Adnan Ghalib Britney-Videos für zwei Millionen angeboten


Zahltag für Adnan Ghalib: Der Paparazzo und Liebhaber von Britney Spears bietet intime Videos der Sängerin zum Verkauf an. Für zwei Millionen Dollar bekommt man zu sehen, dass Britney noch durchgeknallter ist als bisher befürchtet.
Von Frank Siering, L.A.

Das Kerzenlicht schimmert im Hintergrund, der Weichzeichner zeigt einen reumütigen Adnan Ghalib, der leise aber bestimmt in die Kamera spricht. Exklusiv hatte sich der Zeitweise-Liebhaber von Britney Spears von der Entertainment-Show "The Insider" interviewen lassen. Es ging um Britney Spears und um viel Geld: Einen hohen sechsstelligen Dollarbetrag sollen die Produzenten der Show für das Gespräch mit Ghalib hingeblättert haben.

Viel zu sagen hatte Ghalib freilich nicht. Aber das schien den Machern der Sendung ebenso egal zu sein, wie dem Protagonisten. Hauptsache es kommt ein bisschen Cash dabei herum. Und Geld hat er offenbar dringend nötig. Dass er ein geschäftstüchtiger Junge ist, beweist Ghalib auch mit seinem neusten Coup: Er hat verschiedenen Sendern eine sechsteilige Videoclip-Reihe, die Britney "so privat wie nie zuvor zeigt", zum Kauf angeboten. Dafür will er angeblich zwei Millionen Dollar kassieren.

Britney wird von Engeln beschützt

Die unspektakulären Clips, in denen Britney auf dem Bett sitzt, von sich in der dritten Person spricht und etwas von Engeln murmelt, die sie jetzt beschützen, entstanden bei Spears zu Hause. Das führte unweigerlich zu Spekulationen, ob sie derart zugedröhnt ist, dass sie von den Aufnahmen nichts mitbekommen hat, oder ob sie in Wahrheit mitkassiert. Alles nur Show, um die PR-Maschinerie in Gang zu halten?

Sollten die höchst skurrilen Auftritte von Spears in den letzten Wochen tatsächlich nur inszeniert gewesen sein, so muss dem gefallenen Popsternchen Respekt für eine geniale Marketing-Kampagne zugesprochen werden. Freilich nur wenn man davon ausgeht, dass auch negative Schlagzeilen positive PR sind. Vom Krankenwagen in die Klapse gebracht zu werden, könnte sich einer der US-Präsidentschaftskandidaten im Vorwahlkampf jedenfalls nicht erlauben.

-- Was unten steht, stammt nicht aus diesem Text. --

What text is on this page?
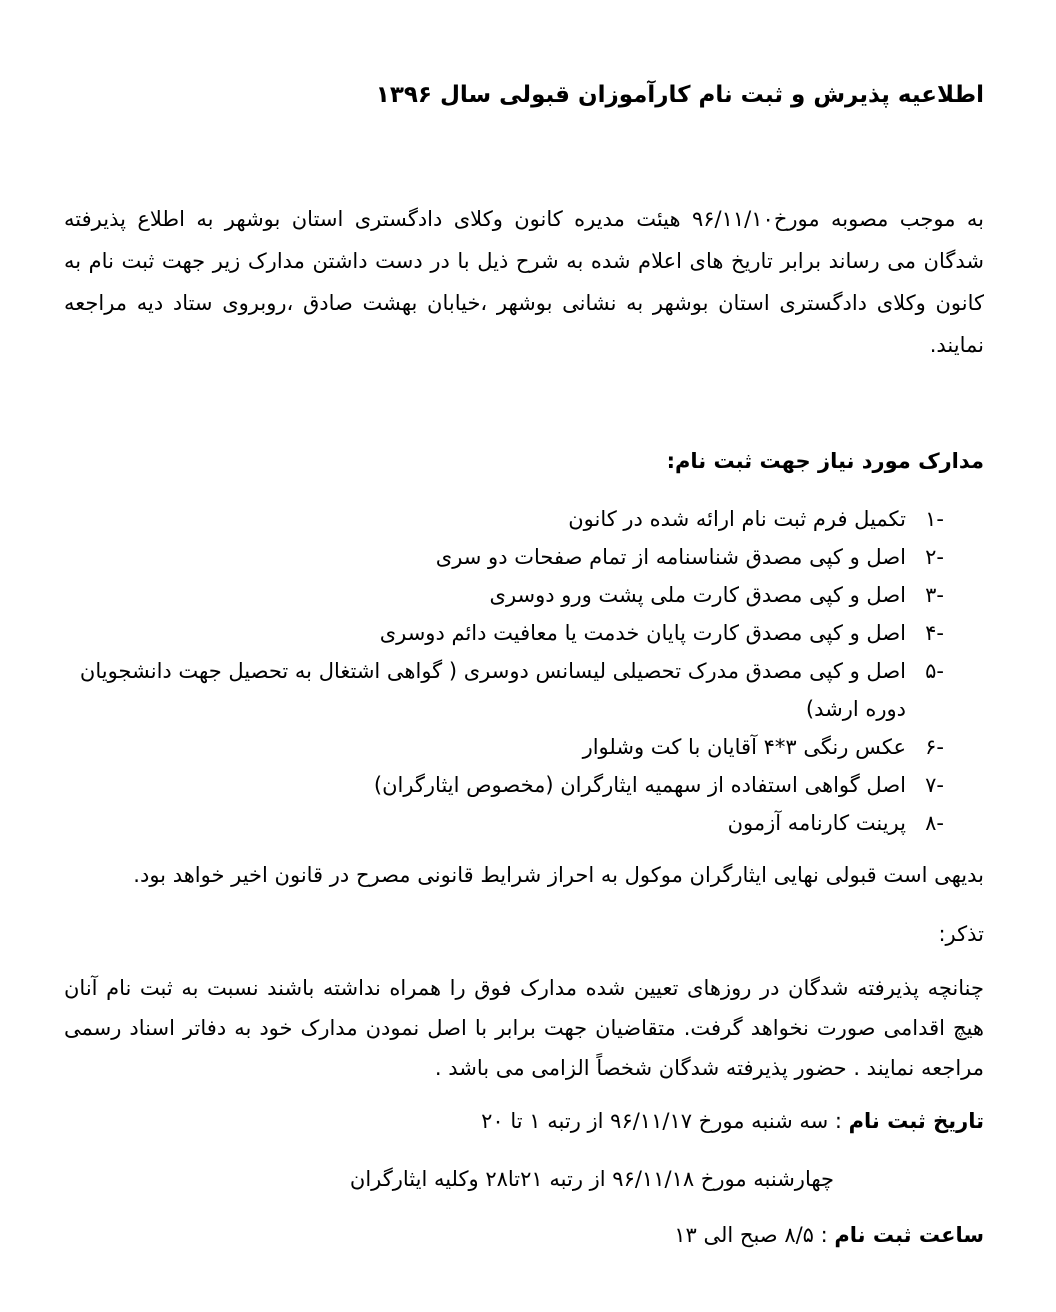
اطلاعیه پذیرش و ثبت نام کارآموزان قبولی سال ۱۳۹۶
به موجب مصوبه مورخ۹۶/۱۱/۱۰ هیئت مدیره کانون وکلای دادگستری استان بوشهر به اطلاع پذیرفته شدگان می رساند برابر تاریخ های اعلام شده به شرح ذیل با در دست داشتن مدارک زیر جهت ثبت نام به کانون وکلای دادگستری استان بوشهر به نشانی بوشهر ،خیابان بهشت صادق ،روبروی ستاد دیه مراجعه نمایند.
مدارک مورد نیاز جهت ثبت نام:
-۱
تکمیل فرم ثبت نام ارائه شده در کانون
-۲
اصل و کپی مصدق شناسنامه از تمام صفحات دو سری
-۳
اصل و کپی مصدق کارت ملی پشت ورو دوسری
-۴
اصل و کپی مصدق کارت پایان خدمت یا معافیت دائم دوسری
-۵
اصل و کپی مصدق مدرک تحصیلی لیسانس دوسری ( گواهی اشتغال به تحصیل جهت دانشجویان دوره ارشد)
-۶
عکس رنگی ۳*۴ آقایان با کت وشلوار
-۷
اصل گواهی استفاده از سهمیه ایثارگران (مخصوص ایثارگران)
-۸
پرینت کارنامه آزمون
بدیهی است قبولی نهایی ایثارگران موکول به احراز شرایط قانونی مصرح در قانون اخیر خواهد بود.
تذکر:
چنانچه پذیرفته شدگان در روزهای تعیین شده مدارک فوق را همراه نداشته باشند نسبت به ثبت نام آنان هیچ اقدامی صورت نخواهد گرفت. متقاضیان جهت برابر با اصل نمودن مدارک خود به دفاتر اسناد رسمی مراجعه نمایند . حضور پذیرفته شدگان شخصاً الزامی می باشد .
تاریخ ثبت نام : سه شنبه مورخ ۹۶/۱۱/۱۷ از رتبه ۱ تا ۲۰
چهارشنبه مورخ ۹۶/۱۱/۱۸ از رتبه ۲۱تا۲۸ وکلیه ایثارگران
ساعت ثبت نام : ۸/۵ صبح الی ۱۳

Jamie Lynns Baby soll zur Oma

Britney ist nicht die einzige Spears, die dieser Tage krampfhaft um öffentliche Aufmerksamkeit bettelt. Schwesterchen Jamie Lynn Spears will angeblich ihr Baby sofort nach der Geburt an die eigene Mutter abgeben, damit sie sich möglichst bald wieder auf ihre Karriere als Kinderstar konzentrieren kann, berichtet das Star-Magazin. Und die fürsorgliche Mama Lynne glaubt, dass ihre 16-jährige Tochter "noch nicht versteht, dass ein eigenes Baby eine lebenslange Verantwortung mit sich bringt". Und Mutti möchte, dass Jamie Lynne ihre restlichen Teenie-Jahre "frei und ohne große Verantwortungen genießen kann".

Bei solchen Aussagen müssen selbst bei geldgierigen Disney-Managern die Augen rollen. Offensichtlich ist ein Baby kein großer Stein im weiteren Weg nach oben auf der Entertainment-Leiter. Im Gegenteil: Jetzt erst recht, scheint Mama Lynne zu denken. Baby zur Oma, Jamie Lynne zu Disney, Geldverdienen über alles.

Zyniker munkeln, es sei wohl nur noch eine Frage der Zeit, bis Britney Spears und Schwester Jamie Lynn eine gemeinsame Reality-Show starten. "Die Chaos-Schwestern wäre ein schöner Titel", sagte einer der Studio-Manager hinter vorgehaltener Hand. Oder "Brit und Jamie, zwei Schwestern für eine Handvoll Dollar".